I've seen no evidence of any damage to hardware from VMware. Just you need the resources. I run a machine that has 1gig of ram and 2 20gig harddrives. Takes resources.

Yes I run FDISR, SD, Returnil, DeepFreeze, and others all in VMware. The disk drives are just like real drives, you have disk management etc. Plus it's snapshot system can't be matched in real hardware.

Pete

How stable is the Premium Beta to run on a production box under Vmware?

For Vmware I have an AMD XP 3000+ 2.0ghz and 1GB Ram with two 300GB Drives running 16MB Cache.

FDISR?

Sorry I don't get this ---> snapshot system can't be matched in real hardware?

THANKS

[Peter2150]

Hi DasFox

Quote:

Originally Posted by DasFox

How stable is the Premium Beta to run on a production box under Vmware?

I am running the Premium Beta on host. It's stable

Quote:

Originally Posted by Dasfox

FDISR?

FDISR = First Defense Immediate System Recovery. See Leapfrog forum

[QUOTE[DasFpx]Sorry I don't get this ---> snapshot system can't be matched in real hardware?[/quote]

Vmware Workstation has a snapshot system where you can save the state of the system.
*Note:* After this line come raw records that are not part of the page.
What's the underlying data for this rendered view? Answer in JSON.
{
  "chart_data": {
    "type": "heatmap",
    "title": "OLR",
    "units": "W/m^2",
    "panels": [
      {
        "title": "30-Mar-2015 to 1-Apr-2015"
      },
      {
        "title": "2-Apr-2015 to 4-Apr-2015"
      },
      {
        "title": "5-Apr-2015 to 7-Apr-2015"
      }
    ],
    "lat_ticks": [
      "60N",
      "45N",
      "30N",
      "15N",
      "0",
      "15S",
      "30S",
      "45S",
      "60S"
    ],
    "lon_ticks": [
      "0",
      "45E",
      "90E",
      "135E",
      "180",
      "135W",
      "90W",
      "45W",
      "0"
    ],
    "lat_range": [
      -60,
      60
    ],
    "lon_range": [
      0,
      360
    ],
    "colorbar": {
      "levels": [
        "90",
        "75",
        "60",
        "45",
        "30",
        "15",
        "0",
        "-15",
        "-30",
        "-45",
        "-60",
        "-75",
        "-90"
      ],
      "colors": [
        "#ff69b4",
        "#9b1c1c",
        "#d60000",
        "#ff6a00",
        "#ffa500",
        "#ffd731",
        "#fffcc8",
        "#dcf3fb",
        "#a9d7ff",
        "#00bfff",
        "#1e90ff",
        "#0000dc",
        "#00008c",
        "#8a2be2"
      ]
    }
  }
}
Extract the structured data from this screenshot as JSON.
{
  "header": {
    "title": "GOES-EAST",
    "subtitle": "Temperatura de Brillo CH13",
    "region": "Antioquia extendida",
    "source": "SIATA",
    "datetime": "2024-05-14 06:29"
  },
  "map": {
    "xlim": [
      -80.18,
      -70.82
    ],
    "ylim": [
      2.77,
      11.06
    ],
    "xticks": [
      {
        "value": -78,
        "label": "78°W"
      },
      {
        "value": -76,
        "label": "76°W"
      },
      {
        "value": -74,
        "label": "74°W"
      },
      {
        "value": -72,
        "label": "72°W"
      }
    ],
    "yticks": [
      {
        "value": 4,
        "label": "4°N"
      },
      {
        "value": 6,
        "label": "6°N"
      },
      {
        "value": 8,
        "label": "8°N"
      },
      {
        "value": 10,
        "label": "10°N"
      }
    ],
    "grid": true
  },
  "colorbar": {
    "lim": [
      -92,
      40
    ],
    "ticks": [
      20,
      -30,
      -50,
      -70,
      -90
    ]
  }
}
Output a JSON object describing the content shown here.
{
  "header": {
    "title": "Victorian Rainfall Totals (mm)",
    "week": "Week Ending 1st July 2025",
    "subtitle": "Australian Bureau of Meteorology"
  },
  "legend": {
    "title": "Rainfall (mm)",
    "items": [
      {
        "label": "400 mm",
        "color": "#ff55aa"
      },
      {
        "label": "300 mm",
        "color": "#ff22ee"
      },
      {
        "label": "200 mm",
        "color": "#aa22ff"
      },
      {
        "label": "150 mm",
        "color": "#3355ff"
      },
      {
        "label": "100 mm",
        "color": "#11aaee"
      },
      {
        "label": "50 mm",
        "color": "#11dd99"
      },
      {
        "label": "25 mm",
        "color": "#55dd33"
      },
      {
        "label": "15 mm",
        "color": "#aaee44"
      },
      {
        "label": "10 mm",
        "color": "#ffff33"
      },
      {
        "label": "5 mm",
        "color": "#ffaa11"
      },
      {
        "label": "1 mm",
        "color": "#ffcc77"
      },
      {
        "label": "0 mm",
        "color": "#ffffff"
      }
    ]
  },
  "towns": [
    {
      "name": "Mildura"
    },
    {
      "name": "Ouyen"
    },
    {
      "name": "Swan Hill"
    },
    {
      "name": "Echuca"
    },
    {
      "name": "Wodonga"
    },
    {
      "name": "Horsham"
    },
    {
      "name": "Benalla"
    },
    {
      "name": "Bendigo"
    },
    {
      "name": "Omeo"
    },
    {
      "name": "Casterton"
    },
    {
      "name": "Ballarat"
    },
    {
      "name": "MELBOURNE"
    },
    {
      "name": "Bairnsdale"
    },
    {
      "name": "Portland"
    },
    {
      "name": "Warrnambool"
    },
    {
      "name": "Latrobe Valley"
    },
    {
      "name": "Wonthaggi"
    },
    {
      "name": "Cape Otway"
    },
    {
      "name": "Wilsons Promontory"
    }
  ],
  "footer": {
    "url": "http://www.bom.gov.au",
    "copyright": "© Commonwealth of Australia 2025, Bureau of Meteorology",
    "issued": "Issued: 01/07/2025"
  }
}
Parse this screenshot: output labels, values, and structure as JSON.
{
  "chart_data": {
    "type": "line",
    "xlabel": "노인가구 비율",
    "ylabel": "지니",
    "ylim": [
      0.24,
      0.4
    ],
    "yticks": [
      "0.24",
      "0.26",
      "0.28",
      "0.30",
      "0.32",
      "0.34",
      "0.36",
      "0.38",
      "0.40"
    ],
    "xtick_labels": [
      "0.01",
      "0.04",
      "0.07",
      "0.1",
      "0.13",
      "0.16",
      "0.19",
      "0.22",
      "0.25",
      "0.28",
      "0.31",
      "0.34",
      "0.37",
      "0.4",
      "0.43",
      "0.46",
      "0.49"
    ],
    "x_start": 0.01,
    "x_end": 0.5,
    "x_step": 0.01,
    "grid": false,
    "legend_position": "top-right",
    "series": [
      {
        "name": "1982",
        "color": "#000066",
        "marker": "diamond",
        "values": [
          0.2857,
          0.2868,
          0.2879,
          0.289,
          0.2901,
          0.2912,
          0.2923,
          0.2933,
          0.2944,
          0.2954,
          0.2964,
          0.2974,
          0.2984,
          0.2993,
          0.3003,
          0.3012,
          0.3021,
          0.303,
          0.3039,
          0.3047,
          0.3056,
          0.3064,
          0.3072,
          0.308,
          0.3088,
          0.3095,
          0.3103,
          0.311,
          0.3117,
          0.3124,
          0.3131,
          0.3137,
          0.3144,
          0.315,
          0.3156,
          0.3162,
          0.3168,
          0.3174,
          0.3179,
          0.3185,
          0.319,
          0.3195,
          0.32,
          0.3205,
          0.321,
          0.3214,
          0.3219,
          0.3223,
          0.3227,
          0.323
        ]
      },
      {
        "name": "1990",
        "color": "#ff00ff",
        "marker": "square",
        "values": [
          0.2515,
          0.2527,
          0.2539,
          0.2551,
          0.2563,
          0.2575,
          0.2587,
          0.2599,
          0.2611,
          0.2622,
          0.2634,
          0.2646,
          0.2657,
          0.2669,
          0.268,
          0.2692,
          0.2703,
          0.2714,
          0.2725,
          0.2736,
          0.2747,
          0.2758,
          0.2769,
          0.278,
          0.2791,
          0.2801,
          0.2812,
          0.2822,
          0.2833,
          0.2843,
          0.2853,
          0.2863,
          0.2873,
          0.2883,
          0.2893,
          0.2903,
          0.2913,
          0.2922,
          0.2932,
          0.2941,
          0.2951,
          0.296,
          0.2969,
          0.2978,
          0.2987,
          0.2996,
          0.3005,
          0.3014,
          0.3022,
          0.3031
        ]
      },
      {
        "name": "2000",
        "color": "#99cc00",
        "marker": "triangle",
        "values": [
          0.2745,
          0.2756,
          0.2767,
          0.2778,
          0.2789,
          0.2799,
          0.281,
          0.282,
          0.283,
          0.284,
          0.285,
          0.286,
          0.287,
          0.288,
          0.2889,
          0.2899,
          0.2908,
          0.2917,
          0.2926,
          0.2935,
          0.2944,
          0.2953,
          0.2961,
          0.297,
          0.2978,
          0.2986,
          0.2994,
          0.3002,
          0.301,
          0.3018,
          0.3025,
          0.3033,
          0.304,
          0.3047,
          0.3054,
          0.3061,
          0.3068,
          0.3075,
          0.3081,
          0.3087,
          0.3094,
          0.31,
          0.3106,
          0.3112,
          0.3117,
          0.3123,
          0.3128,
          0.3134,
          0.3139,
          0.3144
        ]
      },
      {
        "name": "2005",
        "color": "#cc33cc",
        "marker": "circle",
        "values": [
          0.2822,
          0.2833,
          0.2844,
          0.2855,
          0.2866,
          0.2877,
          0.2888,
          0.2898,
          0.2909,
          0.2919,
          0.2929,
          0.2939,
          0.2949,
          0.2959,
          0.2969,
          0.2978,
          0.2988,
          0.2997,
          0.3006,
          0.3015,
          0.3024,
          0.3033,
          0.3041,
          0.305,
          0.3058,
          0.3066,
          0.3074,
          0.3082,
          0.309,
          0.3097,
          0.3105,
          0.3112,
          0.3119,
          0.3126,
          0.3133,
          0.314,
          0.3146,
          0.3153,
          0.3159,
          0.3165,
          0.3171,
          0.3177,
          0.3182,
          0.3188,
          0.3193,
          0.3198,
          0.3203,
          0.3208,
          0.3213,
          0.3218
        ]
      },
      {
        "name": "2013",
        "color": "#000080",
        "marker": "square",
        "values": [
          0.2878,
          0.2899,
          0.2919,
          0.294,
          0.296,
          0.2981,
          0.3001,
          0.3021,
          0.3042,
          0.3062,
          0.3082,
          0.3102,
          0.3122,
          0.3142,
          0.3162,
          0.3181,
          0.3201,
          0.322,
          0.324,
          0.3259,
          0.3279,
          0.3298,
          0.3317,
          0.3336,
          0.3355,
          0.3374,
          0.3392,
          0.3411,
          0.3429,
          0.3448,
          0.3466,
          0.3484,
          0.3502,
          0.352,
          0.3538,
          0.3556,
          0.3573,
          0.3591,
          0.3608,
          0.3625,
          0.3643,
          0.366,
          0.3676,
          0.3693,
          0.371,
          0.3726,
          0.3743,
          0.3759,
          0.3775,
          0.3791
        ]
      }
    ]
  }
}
Sort of similar to EaszFix, except, it recovers the system from anything. You can completely trash the disk, to an extent that no regular recovery system can handle, short of disk repair, and image restore. With the VMware workstation you just go back to another snapshot, and the machine is back to the state where the snapshot was taken.

Pete

[DasFox]

I know about Vmware snapshot, I thought you were referring something about FDISR, SD, Returnil, DeepFreeze in Vmware was all, didn't quite follow the sentence.

But what do you mean it can't be matched in real hardware, not quite sure what you mean here?

Also The disk drives are just like real drives, Huh?